The opinions expressed in this article are the author’s own and do not necessarily reflect the view of RWA Compliance Services Ltd.
This article has been provided by Robin Wood, chartered insurance practitioner and expert on insurance broking market practice and standards, and Roger Franklin, Head of Insurance Litigation at Edwin Coe Solicitors.
The next element of the Duty of Care is the manner in which we gather information from clients.
In the first week of this next phase, we set down some rules and standards about the process of gathering information and discharging our duty of care.
We will then break down that discussion into subjects that we can expand on, including:
Gathering Information and Making Enquiries of the Client: The Duty of Care.
Your first duty is to ensure that you client knows their own duty of reasonable enquiry and making a fair presentation.
The reasonably competent insurance broker must gather sufficient information at inception and renewal, to ensure that their duty to recommend suitable insurance can be discharged.
Customer’s Knowledge of Insurance
This will include gathering information about the customer’s knowledge of insurance and using that information to make a judgment on what information needs to be given to that customer. The standard of the customer’s understanding of insurance should, in our opinion, be noted on the file.
Does the Client Understand Their Responsibilities?
It is a failure on the broker’s part to merely send the client documents (sometimes reams of them) with the instructions “read this and tell us if you do not understand”, unless that client has a sophisticated knowledge of insurance (probably including career experience working in the industry) or is a peer practitioner.
Making a Fair Presentation of the Risk
Above all, a broker must at inception and renewal, gather sufficient information to make a fair presentation of the risk to underwriters.
Assumptions a Broker Can Make
In deciding what information to gather, the broker may rely on the client giving truthful and accurate answers.
The broker does not have to conduct a forensic enquiry.

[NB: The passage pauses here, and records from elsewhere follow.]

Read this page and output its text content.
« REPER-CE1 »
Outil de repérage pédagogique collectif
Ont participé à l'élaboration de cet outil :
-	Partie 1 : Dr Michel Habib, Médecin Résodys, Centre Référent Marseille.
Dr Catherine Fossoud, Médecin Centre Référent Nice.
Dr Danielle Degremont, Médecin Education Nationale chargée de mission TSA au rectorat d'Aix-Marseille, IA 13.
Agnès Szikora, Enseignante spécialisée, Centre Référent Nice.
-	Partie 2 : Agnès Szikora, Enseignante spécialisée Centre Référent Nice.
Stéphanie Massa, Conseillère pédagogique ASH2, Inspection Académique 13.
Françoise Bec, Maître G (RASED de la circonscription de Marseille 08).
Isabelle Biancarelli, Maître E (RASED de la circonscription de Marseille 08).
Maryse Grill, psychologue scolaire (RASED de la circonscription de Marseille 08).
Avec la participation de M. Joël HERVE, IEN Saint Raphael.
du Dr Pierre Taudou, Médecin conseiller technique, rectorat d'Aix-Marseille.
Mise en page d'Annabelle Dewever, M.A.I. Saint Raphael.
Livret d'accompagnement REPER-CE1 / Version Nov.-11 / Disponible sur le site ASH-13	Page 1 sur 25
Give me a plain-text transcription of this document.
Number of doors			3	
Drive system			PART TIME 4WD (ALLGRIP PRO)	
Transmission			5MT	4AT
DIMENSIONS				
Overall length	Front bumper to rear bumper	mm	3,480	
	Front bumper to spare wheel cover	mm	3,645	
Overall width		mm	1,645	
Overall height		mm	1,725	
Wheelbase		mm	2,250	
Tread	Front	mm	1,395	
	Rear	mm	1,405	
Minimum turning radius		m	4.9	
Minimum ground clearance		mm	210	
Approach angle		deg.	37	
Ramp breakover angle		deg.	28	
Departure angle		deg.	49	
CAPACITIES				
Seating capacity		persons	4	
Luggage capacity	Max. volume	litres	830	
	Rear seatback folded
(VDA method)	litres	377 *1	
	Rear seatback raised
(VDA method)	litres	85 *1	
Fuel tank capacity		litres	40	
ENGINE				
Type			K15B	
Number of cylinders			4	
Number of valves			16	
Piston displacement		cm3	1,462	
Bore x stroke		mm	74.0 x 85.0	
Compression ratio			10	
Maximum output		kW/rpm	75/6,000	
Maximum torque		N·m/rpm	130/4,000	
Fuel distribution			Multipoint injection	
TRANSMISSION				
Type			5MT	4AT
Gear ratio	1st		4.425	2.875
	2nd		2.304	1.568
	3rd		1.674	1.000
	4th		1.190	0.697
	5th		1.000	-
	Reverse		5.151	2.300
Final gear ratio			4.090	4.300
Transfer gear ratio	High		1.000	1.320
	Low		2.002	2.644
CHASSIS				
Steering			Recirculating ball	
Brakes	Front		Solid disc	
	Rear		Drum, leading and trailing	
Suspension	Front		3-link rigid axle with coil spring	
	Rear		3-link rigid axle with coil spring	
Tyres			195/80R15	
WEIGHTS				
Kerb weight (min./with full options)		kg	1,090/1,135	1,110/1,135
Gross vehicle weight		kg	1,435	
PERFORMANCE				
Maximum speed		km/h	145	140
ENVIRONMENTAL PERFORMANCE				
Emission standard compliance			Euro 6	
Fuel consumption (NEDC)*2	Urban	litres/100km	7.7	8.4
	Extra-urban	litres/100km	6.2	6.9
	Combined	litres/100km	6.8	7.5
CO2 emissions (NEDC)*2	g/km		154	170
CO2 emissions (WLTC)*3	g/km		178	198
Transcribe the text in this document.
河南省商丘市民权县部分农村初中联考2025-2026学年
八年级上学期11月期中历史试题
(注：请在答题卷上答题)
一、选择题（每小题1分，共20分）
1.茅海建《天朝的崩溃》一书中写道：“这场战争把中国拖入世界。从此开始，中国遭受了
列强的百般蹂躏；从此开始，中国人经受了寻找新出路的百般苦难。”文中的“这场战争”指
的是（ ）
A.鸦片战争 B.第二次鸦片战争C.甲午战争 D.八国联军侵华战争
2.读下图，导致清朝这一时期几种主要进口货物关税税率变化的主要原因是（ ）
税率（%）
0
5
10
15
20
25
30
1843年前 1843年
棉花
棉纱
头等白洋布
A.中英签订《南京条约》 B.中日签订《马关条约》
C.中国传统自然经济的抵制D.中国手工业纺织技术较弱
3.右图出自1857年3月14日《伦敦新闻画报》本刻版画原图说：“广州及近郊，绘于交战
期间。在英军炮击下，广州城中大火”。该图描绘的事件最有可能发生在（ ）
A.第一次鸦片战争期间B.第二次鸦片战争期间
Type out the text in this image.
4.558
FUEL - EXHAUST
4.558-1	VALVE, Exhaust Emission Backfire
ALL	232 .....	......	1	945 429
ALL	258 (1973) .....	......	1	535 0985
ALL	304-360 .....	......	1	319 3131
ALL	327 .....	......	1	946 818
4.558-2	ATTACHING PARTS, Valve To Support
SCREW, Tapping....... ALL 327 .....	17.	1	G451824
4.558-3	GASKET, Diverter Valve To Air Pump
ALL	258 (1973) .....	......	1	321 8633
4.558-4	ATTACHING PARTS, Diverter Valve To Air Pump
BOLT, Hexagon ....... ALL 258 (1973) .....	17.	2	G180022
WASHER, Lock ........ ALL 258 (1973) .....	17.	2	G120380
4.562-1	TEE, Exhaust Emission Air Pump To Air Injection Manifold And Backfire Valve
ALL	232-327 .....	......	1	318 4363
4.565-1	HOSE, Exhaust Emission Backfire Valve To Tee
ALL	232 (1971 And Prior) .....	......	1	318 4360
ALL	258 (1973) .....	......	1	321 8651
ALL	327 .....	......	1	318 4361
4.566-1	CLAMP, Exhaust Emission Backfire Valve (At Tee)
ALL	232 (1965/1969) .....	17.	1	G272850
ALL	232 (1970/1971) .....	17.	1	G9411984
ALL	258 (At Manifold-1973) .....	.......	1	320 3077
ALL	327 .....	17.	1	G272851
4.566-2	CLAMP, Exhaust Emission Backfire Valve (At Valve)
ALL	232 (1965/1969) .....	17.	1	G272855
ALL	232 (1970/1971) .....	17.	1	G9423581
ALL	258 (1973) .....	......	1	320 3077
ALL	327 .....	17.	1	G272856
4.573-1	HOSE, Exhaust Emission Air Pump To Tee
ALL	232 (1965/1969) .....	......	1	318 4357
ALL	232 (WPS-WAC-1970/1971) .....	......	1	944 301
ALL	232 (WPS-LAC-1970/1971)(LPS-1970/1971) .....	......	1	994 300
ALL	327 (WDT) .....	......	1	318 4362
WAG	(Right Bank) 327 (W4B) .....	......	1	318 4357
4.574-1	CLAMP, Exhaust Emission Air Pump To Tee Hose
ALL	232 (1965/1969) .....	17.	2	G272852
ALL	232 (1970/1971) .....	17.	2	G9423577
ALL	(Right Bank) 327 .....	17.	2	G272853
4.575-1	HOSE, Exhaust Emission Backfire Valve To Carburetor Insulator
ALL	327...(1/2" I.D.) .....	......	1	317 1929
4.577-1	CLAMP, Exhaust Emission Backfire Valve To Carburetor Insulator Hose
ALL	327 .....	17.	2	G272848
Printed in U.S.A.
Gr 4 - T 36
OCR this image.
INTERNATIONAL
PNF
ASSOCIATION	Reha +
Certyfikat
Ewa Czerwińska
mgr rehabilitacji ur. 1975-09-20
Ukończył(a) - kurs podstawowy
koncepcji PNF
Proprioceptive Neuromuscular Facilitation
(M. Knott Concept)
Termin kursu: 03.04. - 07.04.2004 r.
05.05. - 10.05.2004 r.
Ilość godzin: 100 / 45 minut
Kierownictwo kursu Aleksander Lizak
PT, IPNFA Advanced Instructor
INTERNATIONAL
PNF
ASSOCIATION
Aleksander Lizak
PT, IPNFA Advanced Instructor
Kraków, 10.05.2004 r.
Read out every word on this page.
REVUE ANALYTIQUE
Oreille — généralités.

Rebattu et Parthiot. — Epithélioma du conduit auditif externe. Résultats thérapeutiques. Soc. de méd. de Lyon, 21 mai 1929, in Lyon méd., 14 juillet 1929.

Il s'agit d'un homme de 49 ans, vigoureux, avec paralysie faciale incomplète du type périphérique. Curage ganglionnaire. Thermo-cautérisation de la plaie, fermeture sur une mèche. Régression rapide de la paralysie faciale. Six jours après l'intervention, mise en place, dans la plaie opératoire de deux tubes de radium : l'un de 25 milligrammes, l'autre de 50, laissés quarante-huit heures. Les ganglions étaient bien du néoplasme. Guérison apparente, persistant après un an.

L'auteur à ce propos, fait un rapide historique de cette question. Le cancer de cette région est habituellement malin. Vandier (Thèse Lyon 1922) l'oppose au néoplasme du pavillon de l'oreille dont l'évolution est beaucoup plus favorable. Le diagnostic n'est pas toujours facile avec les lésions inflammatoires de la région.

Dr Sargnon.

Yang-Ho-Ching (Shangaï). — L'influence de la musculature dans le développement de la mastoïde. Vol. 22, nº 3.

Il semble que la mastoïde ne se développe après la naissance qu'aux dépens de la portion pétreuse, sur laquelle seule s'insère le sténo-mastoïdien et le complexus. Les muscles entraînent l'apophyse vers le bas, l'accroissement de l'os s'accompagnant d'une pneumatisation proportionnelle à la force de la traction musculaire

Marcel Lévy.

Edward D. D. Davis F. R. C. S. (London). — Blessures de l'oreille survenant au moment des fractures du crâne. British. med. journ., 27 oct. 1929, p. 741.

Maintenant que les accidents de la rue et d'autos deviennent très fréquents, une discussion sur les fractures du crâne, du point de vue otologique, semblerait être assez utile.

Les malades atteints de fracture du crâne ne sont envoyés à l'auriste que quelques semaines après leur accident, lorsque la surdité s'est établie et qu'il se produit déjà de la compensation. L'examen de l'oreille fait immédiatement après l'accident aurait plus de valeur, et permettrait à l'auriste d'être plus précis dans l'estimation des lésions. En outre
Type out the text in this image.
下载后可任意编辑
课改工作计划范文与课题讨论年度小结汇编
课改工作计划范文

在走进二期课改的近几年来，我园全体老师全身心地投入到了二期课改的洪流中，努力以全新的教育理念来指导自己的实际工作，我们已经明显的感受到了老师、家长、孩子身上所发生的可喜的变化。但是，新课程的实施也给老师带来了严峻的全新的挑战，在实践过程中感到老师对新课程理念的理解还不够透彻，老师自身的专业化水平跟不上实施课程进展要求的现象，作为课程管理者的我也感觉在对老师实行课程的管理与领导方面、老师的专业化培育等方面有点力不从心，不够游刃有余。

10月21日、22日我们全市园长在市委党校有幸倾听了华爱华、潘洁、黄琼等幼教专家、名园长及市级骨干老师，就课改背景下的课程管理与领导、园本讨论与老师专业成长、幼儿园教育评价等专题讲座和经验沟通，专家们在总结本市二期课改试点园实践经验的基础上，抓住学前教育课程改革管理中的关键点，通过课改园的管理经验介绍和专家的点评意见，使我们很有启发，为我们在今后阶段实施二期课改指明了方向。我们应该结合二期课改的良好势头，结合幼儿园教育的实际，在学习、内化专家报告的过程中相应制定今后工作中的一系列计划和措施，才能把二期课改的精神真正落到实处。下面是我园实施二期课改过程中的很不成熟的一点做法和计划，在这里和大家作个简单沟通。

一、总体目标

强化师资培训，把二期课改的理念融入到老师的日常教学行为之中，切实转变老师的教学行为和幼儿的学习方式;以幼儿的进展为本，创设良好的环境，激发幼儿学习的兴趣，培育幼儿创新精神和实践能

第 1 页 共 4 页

However, they should use their skill and experience to probe for information which a client might not consider relevant by virtue of the questions on a proposal form or some other information gathering process, instigated by the insurer and/or its agents (such as a Statement of Fact).
Materiality and Material Changes
A basic expectation of the reasonably competent insurance broker is that they will gather information that records material changes in the business at renewal. Typically, these are facts which might change the premium charged, the demands and needs of the client, or the underwriter’s approach to the risk. Each year, having recorded changes, the broker will be able to advise the client in a manner which will allow the client to make an informed decision as to what choices to make.
This might also involve ensuring that the client gives accurate figures, upon which sum insured and premium will be based. These may include details of the size of the business in terms of property owned, turnover and staff, changes in business model and processes and of course changes in moral hazard issues, such as: censure by the authorities of the firm or its key officers and owners, events occurring which might give rise to a claim (even if a claim is not made), adverse financial events suffered by the firm of its key officers and owners, and so on.
Establishing Demands & Needs
The broker, having established the client’s demands and needs, must provide the client with a Demands and Needs Statement which should include any instance of those demands and needs not being met.
Methods of gathering and storing information
The broker should gather information in a durable medium and in writing. This might be electronically but, in our opinion, the information must be able to be retrieved in printed format, within 24 hours of request, and be readily understandable to a competent peer practitioner. As a minimum, this should include a note of instructions taken and advice and guidance given.
Whose Responsibility is it?
A broker should make it clear to a client that answers given are the responsibility of the client. In our opinion (one not shared universally in the market), a broker may complete a fact find, proposal, or Statement of Fact on behalf of a client, but it is imperative that they confirm in writing to the client that they have done this and ask the client to confirm that what has been inserted is correct.
Face to Face or Distant Selling and Advice
Actually meeting with a commercial client (visiting the premises) is often regarded as a necessity if good and reasonable advice is to be given to the client, but in a world of electronic placement of business we would suggest that this is a matter of choice between broker and client. However, in our opinion, what is always critical, is that there is communication with the client at renewal, which ensures that information is gathered to the extent that the broker remains able to make a fair presentation to the insurer and allows the broker to recommend suitable insurance for the client’s demands and needs.
This week we want you to consider the various aspects of discharging your duty and think about how you do this in your own work.